Archaeological Research in China
Posted June 20, 2019
Gary Crawford and David Smith just returned from China where they are investigating the shift to rice agriculture in Zhejiang Province. Hosted by Fudan University in Shanghai they documented a collection of pottery Crawford and colleagues recovered from the Huxi site (9000-8500 years old) in 2017. Not many people were making pottery anywhere in the world at this time and the collection exemplifies the exceptional pottery-making skills and imagination of people in the Lower Yangze River basin at the time. Smith is applying his experience with ceramics in North America to developing a system of analysis for the Huxi pottery. Crawford and Smith also paid a visit to a new project being developed by the Zhejiang Institute of Cultural Relics/Archaeology at the Jingtoushan site (8500-8000 years old) on the south of Hangzhou Bay.
Crawford conducted field work in Shandong Province in early June before heading to Shanghai.

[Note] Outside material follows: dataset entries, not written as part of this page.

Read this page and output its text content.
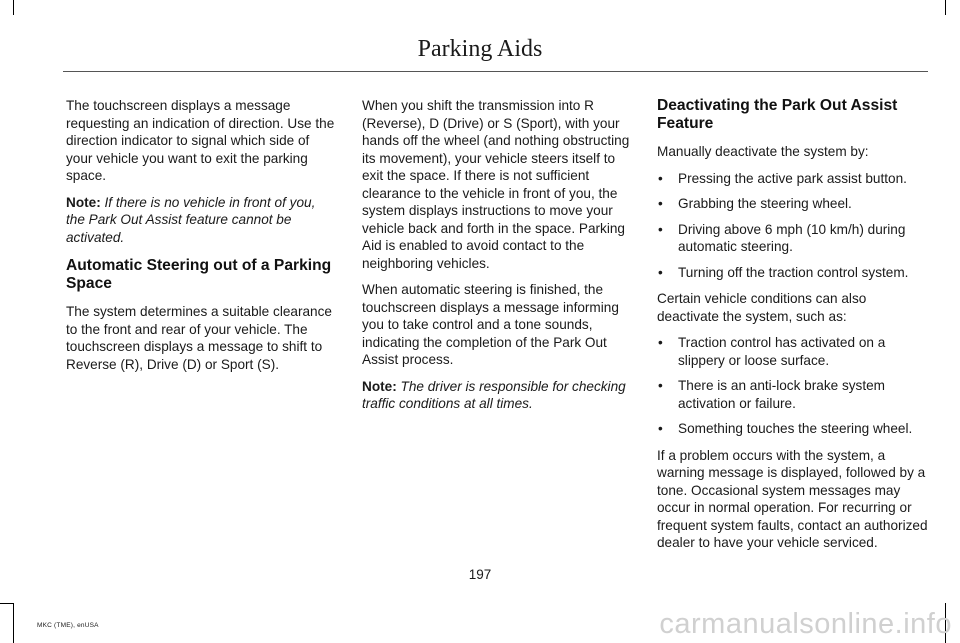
Parking Aids

The touchscreen displays a message requesting an indication of direction. Use the direction indicator to signal which side of your vehicle you want to exit the parking space.

Note: If there is no vehicle in front of you, the Park Out Assist feature cannot be activated.

Automatic Steering out of a Parking Space

The system determines a suitable clearance to the front and rear of your vehicle. The touchscreen displays a message to shift to Reverse (R), Drive (D) or Sport (S).

When you shift the transmission into R (Reverse), D (Drive) or S (Sport), with your hands off the wheel (and nothing obstructing its movement), your vehicle steers itself to exit the space. If there is not sufficient clearance to the vehicle in front of you, the system displays instructions to move your vehicle back and forth in the space. Parking Aid is enabled to avoid contact to the neighboring vehicles.

When automatic steering is finished, the touchscreen displays a message informing you to take control and a tone sounds, indicating the completion of the Park Out Assist process.

Note: The driver is responsible for checking traffic conditions at all times.

Deactivating the Park Out Assist Feature

Manually deactivate the system by:

• Pressing the active park assist button.
• Grabbing the steering wheel.
• Driving above 6 mph (10 km/h) during automatic steering.
• Turning off the traction control system.

Certain vehicle conditions can also deactivate the system, such as:

• Traction control has activated on a slippery or loose surface.
• There is an anti-lock brake system activation or failure.
• Something touches the steering wheel.

If a problem occurs with the system, a warning message is displayed, followed by a tone. Occasional system messages may occur in normal operation. For recurring or frequent system faults, contact an authorized dealer to have your vehicle serviced.

197
MKC (TME), enUSA	carmanualsonline.info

This is a collaboration with Shandong and Yale Universities. Crawford was accompanied by Prof. Joe Desloges from U of T (Geology and Physical Geography) and Mitchell Ma, who is doing his PhD field research in Shandong. This project is investigating the relationship between the Longshan Culture (4500-4000 years old) and the local environment. While in China Mitchell Ma learned that he won a Joint Research PhD Fellowship from the China-based Confucius China Studies Program. He will spend the next year conducting field and lab research in China while being jointly affiliated with U of T and Shandong University.
The team at Fudan University (one of the team, Duan Jiming, just graduated from the Masters program at Fudan University).
Coring a floodplain near Rizhao, Shandong Province.